Marmalade perfection points

■ Soaking the peels overnight in water acidified with lemon and grapefruit juice breaks down the structure of the pith and pips slightly, releasing pectin into the water and giving you a better set.

■ Testing for pectin: put a teaspoonful of marmalade cooking liquid in a cup and pouring on roughly the same amount of methylated spirits. If the cooking liquid forms a gel clump in the cup, the pectin is fine. If it doesn't, reduce the cooking liquid in the saucepan and test again until it does. Don't drink the liquid: meths is alcohol with added chemicals to make it toxic. Throw it away after testing.

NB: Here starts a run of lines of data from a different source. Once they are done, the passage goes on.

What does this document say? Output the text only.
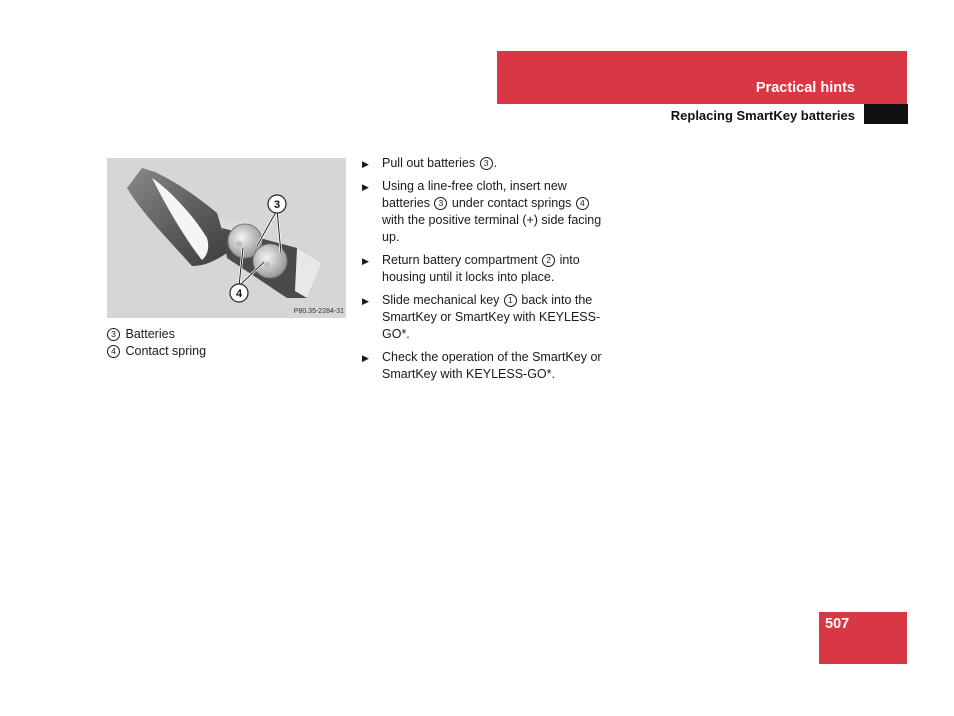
Practical hints
Replacing SmartKey batteries
3
4
P80.35-2284-31
3 Batteries
4 Contact spring
▶ Pull out batteries 3 .
▶ Using a line-free cloth, insert new batteries 3 under contact springs 4 with the positive terminal (+) side facing up.
▶ Return battery compartment 2 into housing until it locks into place.
▶ Slide mechanical key 1 back into the SmartKey or SmartKey with KEYLESS-GO*.
▶ Check the operation of the SmartKey or SmartKey with KEYLESS-GO*.
507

■ Test for acidity: the cooking liquid should taste mildly but clearly acidic with lemon. But to double-check, stick in a strip of 1-14 pH testing strips (order through eBay). You're looking for an acidity reading of around 2.8-3.2. When marmalade doesn't set, the culprit is often low acidity, so you can sometimes warm the marmalade, check and adjust the acidity by adding more lemon juice and reboil it to 104C.

■ Leave the peel overnight once you've added the sugar and heated the mixture to a bare simmer. This technique causes the peel to draw in sugar syrup, making it very tender and also giving it a similar specific gravity to the syrup so the peel will suspend evenly in the jar.

■ You'll need a thermometer to ensure the marmalade reaches the setting point, 104C. The temperature relates to the ratio of sugar to water in the pan – the higher the temperature, the higher the concentration of sugar in it – so reducing the sugar in the recipe won't produce a low-sugar marmalade but instead increases the concentration of pectin and acidity in the syrup once heated to 104C.

■ When you followed all the steps above correctly, the syrup will be surprisingly liquid, rather than jammy, when boiling. It will set as it cools in the jar so don't expect it to look like warmed jam in the pan. The magic happens as it cools.